Vince Cable has accused shareholders of banks for being
negligent. He has suggested they need to get a stronger grip as the UK banking system
is rife with incompetence and corruption. Cable is referring to the liars in
Barclay's orchestrating rates (libor) – specifically LIBOR. Shareholders, while
collectively owning a business, are not individually liable for financial misconduct
of the board. Cable is either very naive or thinks every reading his analysis is
gullible. He says the fine will be passed onto customers and shareholders. Hardly. The latter will just receive a lower
dividend – they won’t have to pay back the dividends they were paid when the
bank was profiteering from the ruse.
Do shareholders care about how a business is run when their
only interest is the dividend?
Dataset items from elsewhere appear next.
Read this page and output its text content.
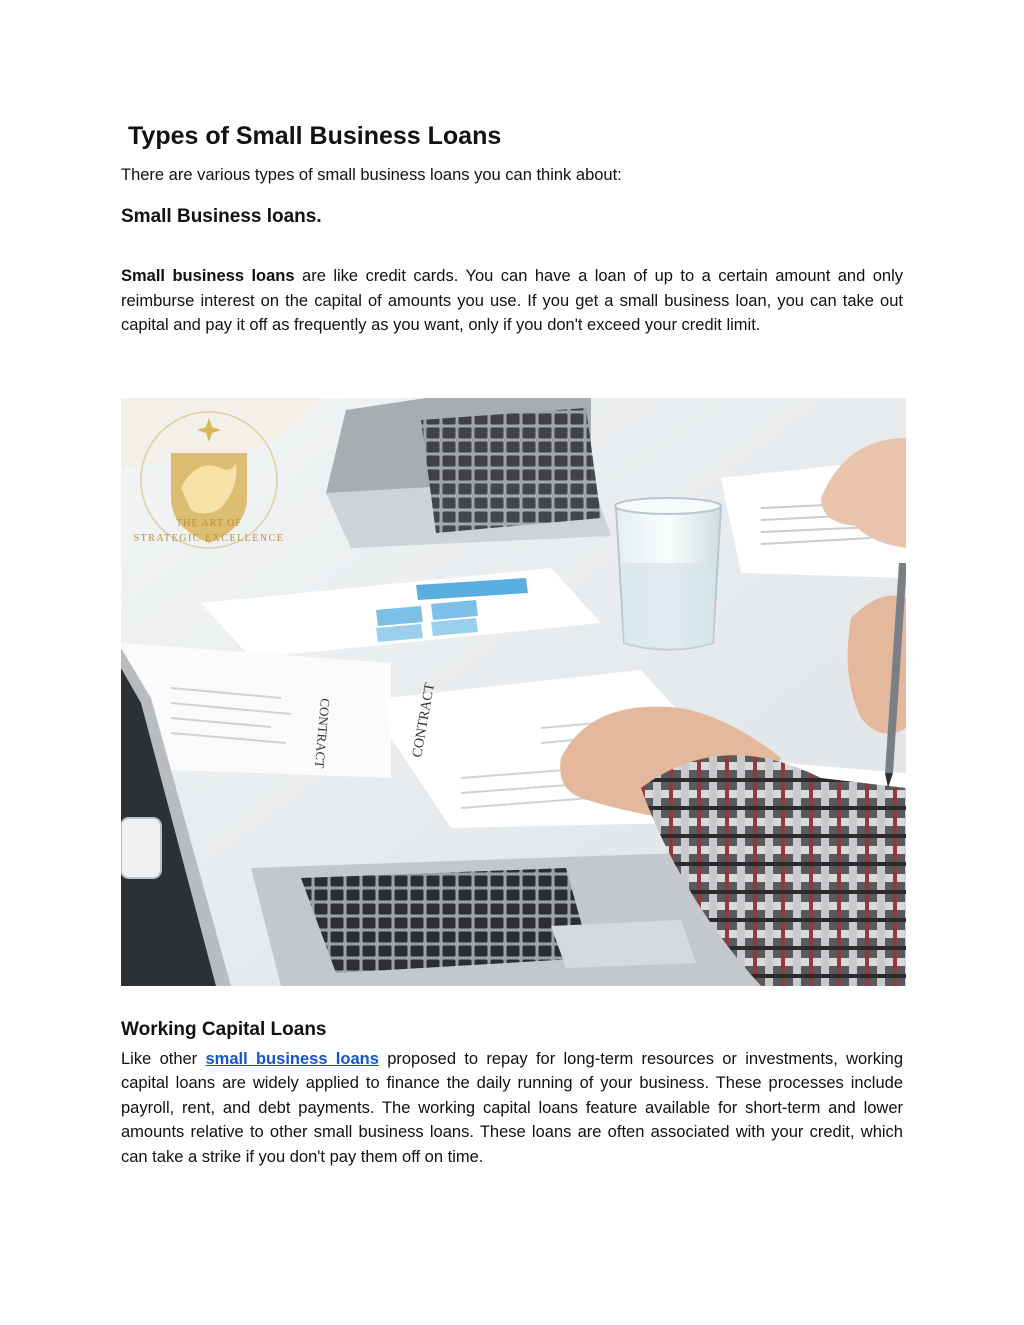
Types of Small Business Loans

There are various types of small business loans you can think about:

Small Business loans.

Small business loans are like credit cards. You can have a loan of up to a certain amount and only reimburse interest on the capital of amounts you use. If you get a small business loan, you can take out capital and pay it off as frequently as you want, only if you don't exceed your credit limit.

CONTRACT	CONTRACT
THE ART OF
STRATEGIC EXCELLENCE
Working Capital Loans

Like other small business loans proposed to repay for long-term resources or investments, working capital loans are widely applied to finance the daily running of your business. These processes include payroll, rent, and debt payments. The working capital loans feature available for short-term and lower amounts relative to other small business loans. These loans are often associated with your credit, which can take a strike if you don't pay them off on time.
Profit is generated by a variety of good and bad
means. Barclays has been revealed in the last few years to have generated
profits by mis-selling insurance and now by manipulating LIBOR. Other companies
off load employees to retain profitability while oil companies get up to all
kinds to keep the profits flowing. Any headline in the business sections about
companies bending the rules belies the fact that shareholders will have
benefitted. There are shareholders in high profile multinationals that have
bought shares so as to attend the AGMs so that they can deliver an attack on
the activities of the company. They are few and between.
Shareholders
only care about their investment and return. They will watch companies – such as
Cadbury’s -get sold off to make a killing on the buyout. Their only issue with Barclay's right now is the share price.